Они обсуждали это громко, ничуть не стесняясь нас. Да и чего им, в
сущности, было стесняться?
Я обернулся и шагнул к паромщику. Того пробирала дрожь агонии. Мне
достаточно было взглянуть и прислушаться, чтобы вынести вердикт.
— Бесполезно. Слишком большая кровопотеря, а главное, в артерию уже
засосало воздух. Сердце сейчас остановится.
— Я не хотел, — повторил долговязый, поднимая голову на меня. Все
его лицо было в крови, словно с него содрали кожу; светлыми остались
лишь белки и голубые радужки глаз.
В этот момент раздался тихий плеск. Это обрубленный конец каната
соскочил с ворота и упал в воду. Теперь мы дрейфовали, ничем не
связанные с сушей — и не имея никаких реальных средств изменить курс.

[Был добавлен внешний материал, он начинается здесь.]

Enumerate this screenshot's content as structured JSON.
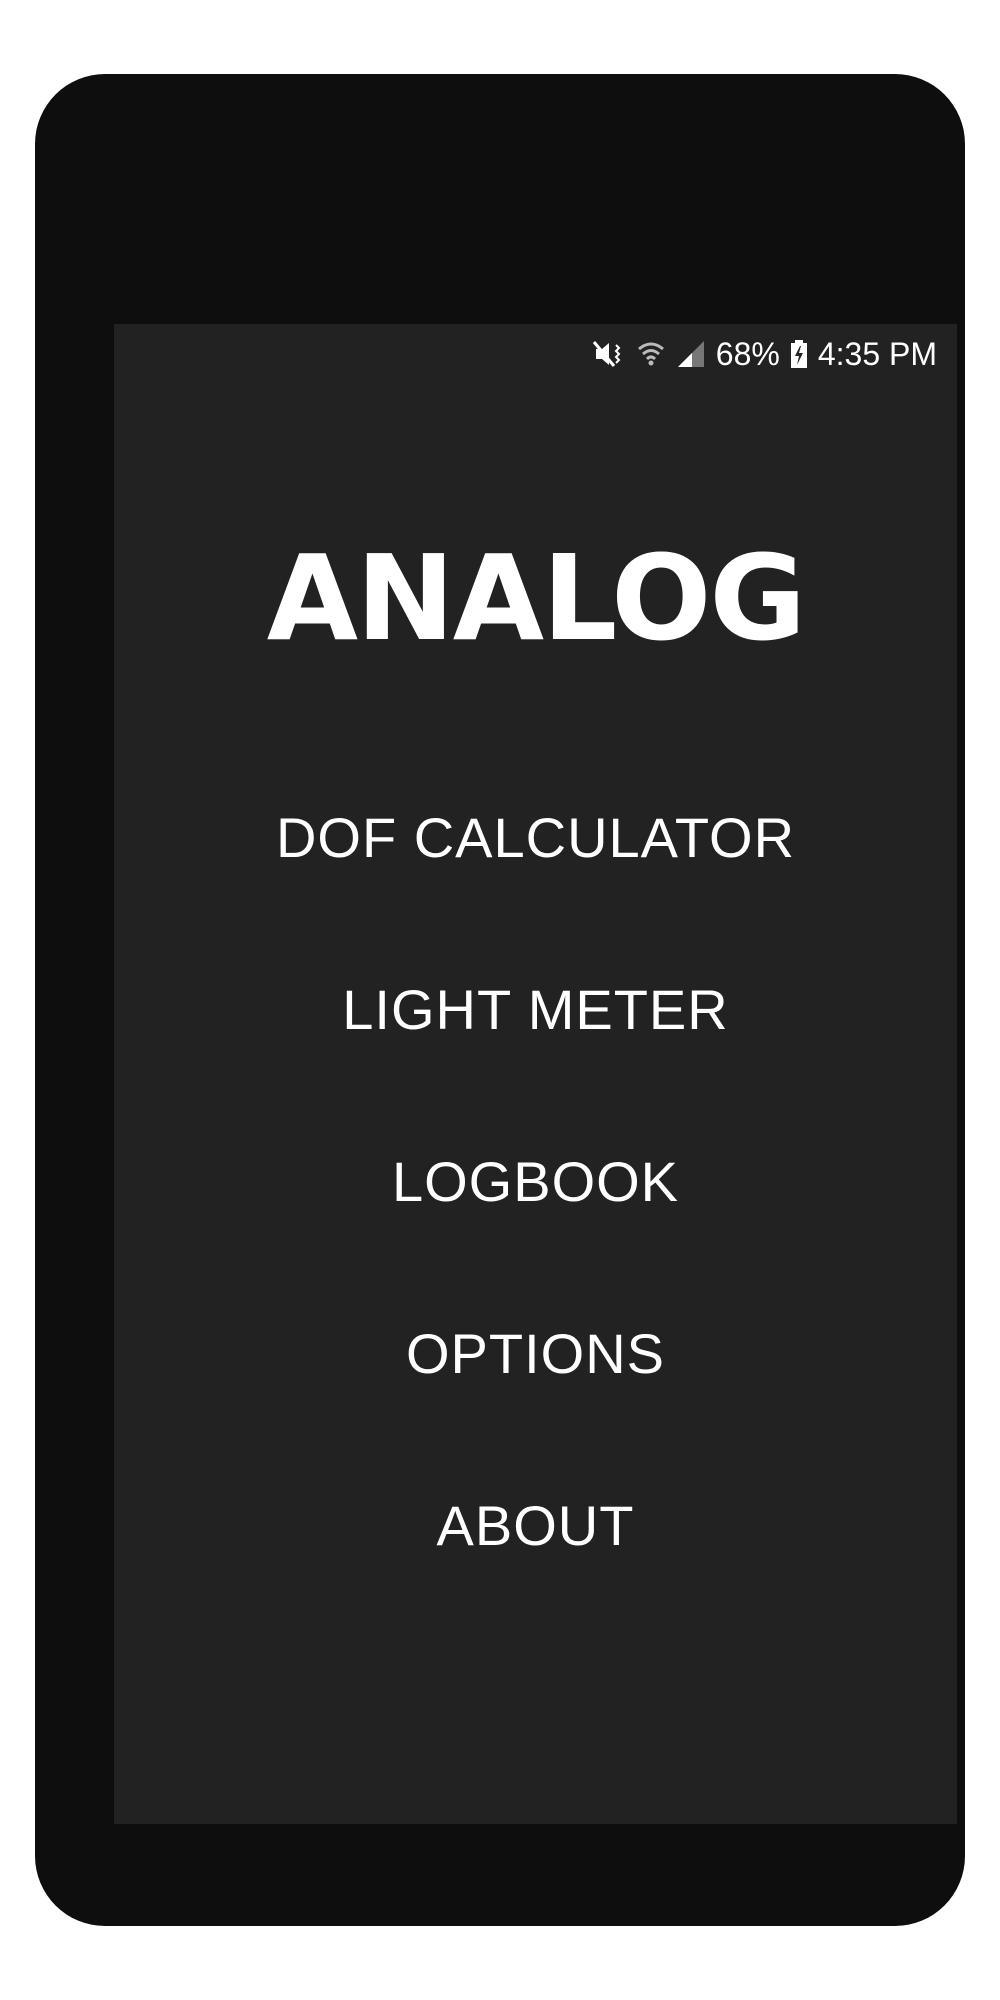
{
  "status_bar": {
    "battery_percent": "68%",
    "time": "4:35 PM",
    "icons": [
      "mute-vibrate-icon",
      "wifi-icon",
      "cell-signal-icon",
      "battery-charging-icon"
    ]
  },
  "app": {
    "title": "ANALOG"
  },
  "menu": {
    "items": [
      {
        "label": "DOF CALCULATOR"
      },
      {
        "label": "LIGHT METER"
      },
      {
        "label": "LOGBOOK"
      },
      {
        "label": "OPTIONS"
      },
      {
        "label": "ABOUT"
      }
    ]
  },
  "colors": {
    "bezel": "#0e0e0e",
    "screen_background": "#222222",
    "text": "#ffffff"
  }
}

Плот, в который превратился паром, был слишком тяжел, чтобы плыть на
нем, гребя руками, весел здесь не было, а жердь, которой перекрывали
выезд, была слишком коротка, чтобы достать до дна на таком расстоянии от
берега.
Парень, уложив на настил голову паромщика, тщательно прополоскал
кинжал в воде и вновь спрятал его под заляпанную кровью одежду.
— Ну ладно, — произнес он, выпрямляясь. — Что случилось, то
случилось, а мне пора, — и с этими словами он прыгнул в воду и сильными
гребками поплыл к так и не достигнутому нами берегу.
Я оглянулся назад. Грифонские всадники были еще возле пристани, но
стрелять по нам или преследовать нас по берегу никто не пытался. Это
было бесполезно — нас отнесло уже достаточно далеко и к тому же вынесло
практически на середину реки. Я неприязненно покосился на братьев, а
затем обратился к Эвьет:
— Ну что, поплыли и мы?
Девочка вдруг смутилась.
— А… это обязательно? Может, подождем, пока нас прибьет к берегу?
— Это может произойти неизвестно когда, — ответил я, удивляясь, что
моя разумная Эвелина выдвигает столь нелепое предложение. — Или вообще
не произойти до самого моря. А в чем дело?
— Видишь ли, Дольф… я не умею плавать.
В самом деле, мне следовало самому догадаться. Хоть она и прожила
всю жизнь на берегу озера, оно было слишком холодным, чтобы купаться.
Даже при ее закалке за последние годы. То есть человек, умеющий плавать,
конечно, при необходимости сможет плыть и в ледяной воде. Но учиться
надо в комфортных условиях, а не когда дыхание перехватывает от холода.
Но почему она говорит об этом таким тоном, словно признается в
постыдном грехе?
— Ничего страшного, — ответил я. — Верный умеет. Держись за его
седло, и все будет в порядке.
— А… мы сильно торопимся?
— Тебе виднее, — пожал плечами я уже с некоторым раздражением. -
Это ведь тебе надо попасть… туда, куда мы направляемся, -
неопределенно закончил я, вспомнив, что братья могут нас слышать, и ни к
чему оповещать их о цели нашего путешествия.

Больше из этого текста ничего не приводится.